The Graphene Revolution: Part 4
Daniel Smith May 2, 2013
Graphene can be created by way of thermal decomposition at high vacuum. In order to design and optimize these high-vacuum systems engineers might look to simulation, but there are currently not many modeling tools that are up to the task. Let’s have a look at how vacuum systems are relevant to graphene production, why you should simulate them, and how.
Obstacles in Bringing Graphene to the Masses
A while back I blogged about graphene and some of its properties, as well as some of the modeling tools available in the COMSOL Multiphysics® software for investigating applications of this exotic material. One of the main hurdles to overcome before graphene can be released to the mass market is how to manufacture it in an economical way. Many production methods are currently employed, including exfoliation, expitaxial growth on a suitable substrate, reduction of graphene oxide, pyrolisis or growth from metal-carbon melts.
In this thesis titled “Growth of Graphene Films on Pt(111) by Thermal Decomposition of Propylene“, the author explains how graphene can be manufactured using thermal decomposition at high vacuum. As my colleague Bjorn mentions in his blog post on “What Is Molecular Flow?” there are few modeling tools available to assist with design and optimization of high-vacuum systems, especially if the system is nonisothermal. Gases at low pressures cannot be modeled with conventional fluid dynamics tools because kinetic effects become important as the mean free path of the gas molecules becomes comparable to the length scale of the flow. The pressure on surfaces depends primarily on the line of sight with respect to molecular sources and sinks in the vacuum system. The nonisothermal vacuum system described in the thesis would inevitably be expensive to build, so any design optimizations that could be made before construction would result in big savings further down the line. Some estimations on the fluxes onto surfaces and deposition rates are given in the thesis, but these don’t take into account the geometry of the system, the fact that different surfaces have different temperatures, or the location of the pumps.

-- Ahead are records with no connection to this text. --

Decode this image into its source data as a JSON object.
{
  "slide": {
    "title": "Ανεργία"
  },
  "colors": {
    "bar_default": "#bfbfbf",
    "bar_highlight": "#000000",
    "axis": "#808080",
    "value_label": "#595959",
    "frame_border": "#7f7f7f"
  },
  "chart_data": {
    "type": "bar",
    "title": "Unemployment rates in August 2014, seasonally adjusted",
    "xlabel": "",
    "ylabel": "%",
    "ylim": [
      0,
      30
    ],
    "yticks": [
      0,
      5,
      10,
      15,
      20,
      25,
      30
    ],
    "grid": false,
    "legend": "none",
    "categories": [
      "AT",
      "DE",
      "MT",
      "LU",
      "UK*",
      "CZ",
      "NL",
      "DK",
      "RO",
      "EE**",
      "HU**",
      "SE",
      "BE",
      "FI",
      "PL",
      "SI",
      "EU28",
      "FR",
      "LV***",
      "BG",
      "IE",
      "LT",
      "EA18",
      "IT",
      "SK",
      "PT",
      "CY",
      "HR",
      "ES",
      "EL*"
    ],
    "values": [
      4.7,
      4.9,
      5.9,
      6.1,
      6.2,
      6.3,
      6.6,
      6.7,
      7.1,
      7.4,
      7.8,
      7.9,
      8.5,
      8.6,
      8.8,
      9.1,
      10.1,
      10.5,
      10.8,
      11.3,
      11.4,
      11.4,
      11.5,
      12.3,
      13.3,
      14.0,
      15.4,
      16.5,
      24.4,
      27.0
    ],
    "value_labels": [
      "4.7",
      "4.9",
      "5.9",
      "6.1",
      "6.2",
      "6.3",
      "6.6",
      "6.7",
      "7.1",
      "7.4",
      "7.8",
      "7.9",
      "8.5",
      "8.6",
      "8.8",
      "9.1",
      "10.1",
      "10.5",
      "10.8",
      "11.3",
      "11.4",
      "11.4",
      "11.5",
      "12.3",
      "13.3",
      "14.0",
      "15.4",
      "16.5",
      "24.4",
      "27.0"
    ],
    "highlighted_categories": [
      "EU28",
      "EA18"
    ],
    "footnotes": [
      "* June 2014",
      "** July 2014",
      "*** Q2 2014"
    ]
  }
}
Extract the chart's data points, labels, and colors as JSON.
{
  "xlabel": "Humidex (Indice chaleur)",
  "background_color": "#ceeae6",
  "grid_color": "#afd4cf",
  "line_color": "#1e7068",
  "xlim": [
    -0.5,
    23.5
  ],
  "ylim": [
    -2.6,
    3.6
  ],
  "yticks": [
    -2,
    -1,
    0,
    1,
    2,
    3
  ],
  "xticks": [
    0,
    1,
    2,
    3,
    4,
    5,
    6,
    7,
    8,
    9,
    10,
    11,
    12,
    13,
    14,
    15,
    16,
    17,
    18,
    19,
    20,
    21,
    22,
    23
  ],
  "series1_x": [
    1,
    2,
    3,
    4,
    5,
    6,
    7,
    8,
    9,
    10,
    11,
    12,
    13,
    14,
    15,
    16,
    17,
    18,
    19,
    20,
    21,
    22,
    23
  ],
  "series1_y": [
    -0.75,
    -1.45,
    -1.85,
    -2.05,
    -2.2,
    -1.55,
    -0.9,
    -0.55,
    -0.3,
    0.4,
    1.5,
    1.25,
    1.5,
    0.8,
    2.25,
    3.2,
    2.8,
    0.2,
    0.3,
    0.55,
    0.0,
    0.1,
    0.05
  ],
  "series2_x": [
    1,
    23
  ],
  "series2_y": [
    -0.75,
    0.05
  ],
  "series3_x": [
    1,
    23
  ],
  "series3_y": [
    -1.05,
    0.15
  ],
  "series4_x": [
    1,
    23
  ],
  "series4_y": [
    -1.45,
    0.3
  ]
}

Soon You Can Model High-Vacuum Systems
We at COMSOL are getting ready to announce that a dedicated product for modeling high-vacuum systems, the Molecular Flow Module, will be made available to our customers in early May. The product will greatly expand upon the capabilities currently available in the Microfluidics Module. The Molecular Flow Module is a collection of tailored physics interfaces for the simulation of kinetic gas flows. The module includes two physics interfaces: the Transitional Flow interface and the Free Molecular Flow interface. The Transitional Flow interface uses a discrete velocity/lattice Boltzmann approach to solve low-velocity gas flows in the transitional flow regime. The Free Molecular Flow interface uses the angular coefficient method to compute the particle flux, pressure, and heat flux on surfaces. The number density can be computed on domains, surfaces, edges, and points and is thus available to be coupled to other physics.
Editor’s note: The Molecular Flow Module was released on May 3, 2013.
Why Simulate Vacuum Systems?
Simulations can increase the pace of product development and also lead to a better understanding of vacuum systems for design engineers. High and ultrahigh vacuum systems are typically very expensive to construct and test. It is not only the cost to design and machine parts; a large amount of time can be spent baking out, pumping down, and checking for leaks in the system. Imagine if a smaller pump could be fitted onto a process tool simply by placing the pump port at a specific location. Or that the chamber met the necessary specification on the first build. The cost savings would be substantial. The Molecular Flow Module will allow you to test and optimize different designs before you have to start cutting metal.
Applications Relevant to Vacuum Processing and Graphene Production
In order to accurately model nonisothermal molecular flows and deposition rates onto substrates on arbitrarily complicated geometries, a sophisticated modeling approach is required. Since gas molecules interact with surfaces more frequently than they interact with one another, the flow of gas is determined by collisions with the surfaces in the system. It becomes necessary to solve a complicated integral equation in order to compute the molecular flux, pressure, heat flux, and number density in the system. The molecular flux can be used in combination with a suitable differential equation to determine the deposition rate and the deposited film thickness as well.
Let’s have a look at a couple of modeling examples.
Example 1: Compute the Thickness of a Thermally Evaporated Gold Film
Gold is evaporated from a thermal source at a temperature of 2000 K onto a substrate held on a fixed surface. The deposited film thickness on the substrate and the chamber walls is computed.
Molecular flow calculations can show uniformity and deposition rate onto a wafer from a thermally evaporated material.
Example 2: Adsorption and Desorption of Water in a Load-Lock Vacuum System
The system consists of two chambers separated by a gate valve (not shown in the plot below). The lower cylindrical chamber is the load lock chamber. The upper spherical chamber is a high-vacuum chamber, which is not vented during the sample-loading process. The vacuum pump is located opposite the gate valve and has a constant speed of 500 l/s.
Time-dependent adsorption and desorption of water in a vacuum system at low pressures. The water is introduced into the system when a gate valve to a load lock is opened and the subsequent migration and pumping of the water is modeled.